それが当時の「蒼炎の獅子」だったらしいが、そのときの「蒼炎の獅子」は、義賊なんてものではなかった。
御者台にいた父と母は瞬く間に切り捨てられたのだ。
命乞いをする間もなく、ふたりはあっさりと死んでしまった。
当時、まだ十二歳だった自分は、必死に弟妹たちを抱きしめていた。
両親がいないいま、自分が弟妹たちを守るしかなかった。
「……まだ幼い、か」
「蒼獅」は、自分と弟妹たちを見て、そう呟くと、馬車から降りるように言うと、わずかながらの金を投げ渡してきた。
「去れ。

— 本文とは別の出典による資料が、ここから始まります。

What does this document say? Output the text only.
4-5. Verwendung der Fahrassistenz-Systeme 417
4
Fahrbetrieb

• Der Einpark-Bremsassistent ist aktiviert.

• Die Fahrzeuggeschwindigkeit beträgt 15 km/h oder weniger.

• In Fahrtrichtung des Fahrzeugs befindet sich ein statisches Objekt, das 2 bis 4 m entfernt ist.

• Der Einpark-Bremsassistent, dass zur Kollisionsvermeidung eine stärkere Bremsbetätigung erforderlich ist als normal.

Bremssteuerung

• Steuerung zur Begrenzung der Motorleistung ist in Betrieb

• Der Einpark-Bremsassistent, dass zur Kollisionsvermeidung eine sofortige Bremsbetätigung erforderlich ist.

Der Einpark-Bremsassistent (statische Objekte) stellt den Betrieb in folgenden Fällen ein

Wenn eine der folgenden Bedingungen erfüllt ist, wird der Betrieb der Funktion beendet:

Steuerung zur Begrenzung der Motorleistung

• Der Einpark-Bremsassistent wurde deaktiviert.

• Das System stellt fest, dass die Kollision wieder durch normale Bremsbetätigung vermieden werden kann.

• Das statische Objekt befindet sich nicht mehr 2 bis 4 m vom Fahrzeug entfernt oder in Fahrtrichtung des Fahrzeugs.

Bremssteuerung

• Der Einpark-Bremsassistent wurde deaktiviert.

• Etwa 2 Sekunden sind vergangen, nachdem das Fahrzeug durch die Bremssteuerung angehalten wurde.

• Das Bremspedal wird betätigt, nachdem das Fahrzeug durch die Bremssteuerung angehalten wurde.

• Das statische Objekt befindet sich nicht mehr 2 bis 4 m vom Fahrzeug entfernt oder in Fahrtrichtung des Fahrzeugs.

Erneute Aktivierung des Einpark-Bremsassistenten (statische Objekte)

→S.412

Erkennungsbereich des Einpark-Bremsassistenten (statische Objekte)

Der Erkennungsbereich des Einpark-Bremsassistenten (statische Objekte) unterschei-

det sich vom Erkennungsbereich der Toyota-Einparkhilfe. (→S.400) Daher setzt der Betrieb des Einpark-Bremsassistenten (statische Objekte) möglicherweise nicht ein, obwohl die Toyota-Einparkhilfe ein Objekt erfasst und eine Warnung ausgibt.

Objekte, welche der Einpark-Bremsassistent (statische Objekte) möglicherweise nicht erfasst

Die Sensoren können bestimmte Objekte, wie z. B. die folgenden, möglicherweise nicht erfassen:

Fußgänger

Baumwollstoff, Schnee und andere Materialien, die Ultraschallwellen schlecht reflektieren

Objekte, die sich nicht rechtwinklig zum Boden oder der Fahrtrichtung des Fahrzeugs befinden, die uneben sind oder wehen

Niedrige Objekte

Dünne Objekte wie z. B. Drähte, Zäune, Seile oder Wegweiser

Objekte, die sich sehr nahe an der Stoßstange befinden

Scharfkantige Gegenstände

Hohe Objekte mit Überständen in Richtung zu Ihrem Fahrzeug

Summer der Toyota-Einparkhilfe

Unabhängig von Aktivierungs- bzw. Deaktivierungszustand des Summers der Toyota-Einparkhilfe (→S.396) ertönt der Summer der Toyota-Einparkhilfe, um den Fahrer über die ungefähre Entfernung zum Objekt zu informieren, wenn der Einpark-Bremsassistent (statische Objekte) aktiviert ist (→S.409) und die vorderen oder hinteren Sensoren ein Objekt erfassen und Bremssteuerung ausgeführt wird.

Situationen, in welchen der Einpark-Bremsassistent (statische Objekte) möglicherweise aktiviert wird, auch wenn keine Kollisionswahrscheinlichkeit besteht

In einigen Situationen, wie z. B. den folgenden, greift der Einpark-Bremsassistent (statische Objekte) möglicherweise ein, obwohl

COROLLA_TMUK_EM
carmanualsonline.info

二度と「獅子の王国」に近づくな」
そう言って「蒼獅」は、馬車を奪い、去っていた。
残されたのは、自分と弟妹、そして物言わなくなった両親と、一枚の金貨だけだった。
あれからだ。
自分が、自分たちが悪事に手を染めるようになったのは。
「蒼炎の獅子」に、いや「蒼獅」に復讐するため、力をつけようとした。
力を得られるのであれば、なんだってやった。
人を騙すなんてあたり前だった。物を盗みもした。そして人を殺すことも。
そうして十何年かけて、力を蓄え続けてきた。
だが、それももう終わりだった。
自分の中に残っていた良心のせいで、すべてが崩れ落ちた。
「蒼獅」への復讐なんて、もうできない。
できたとしても、また十年以上の時間をかけないといけない。それも今度は自分ひとりでだった。
弟妹たちは捕まった。
自分も手配もされているだろうから、以前以上にやりにくいはずだ。
普通に生きることだって、困難なはずなのに、いままで以上の力を蓄え直すことなどできるわけがない。
誰がどう考えても終わりだ。
少し前までは、新しい組織などと、考えられる余裕はあった。
実際は余裕ではなく、ただの強がりだった。
姉弟で力を合わせて、組織を形成したのだ。
自分ひとりではない。弟妹たちがいてくれたから、いままでやってこられた。
だが、それももうできない。
つまり、復讐はもうできないということだった。
悔しい。
だが、それ以上に絆されてしまう。
カレンのぬくもりに包まれていると、なにもかもが、どうでもよく感じられた。
カレンには迷惑なことかもしれない。
それでも、もう悪事に手を染めることはできない。
心が折れてしまっていた。いや、折られてしまった。
蛇王でも、「蒼獅」にでもなく、カレンによって、心が折れた。
もう自分は立ち上がることはできない。もう両親の仇を討つことは叶わない。
もう疲れた。
身も心も汚れきっている。
これ以上はもうなにもできない。
モーレはそっとまぶたを閉ざそうとした。そのとき。
獣の遠吠えが聞こえた。
同時に森からいくつもの気配が迫ってきた。
カレンも気づいたのか、森の方を見やる。森から大きな黒い塊がいくつも現れた。
「ダークネス、ウルフ」
森から姿を現したのは、十数頭ものダークネスウルフたちだった。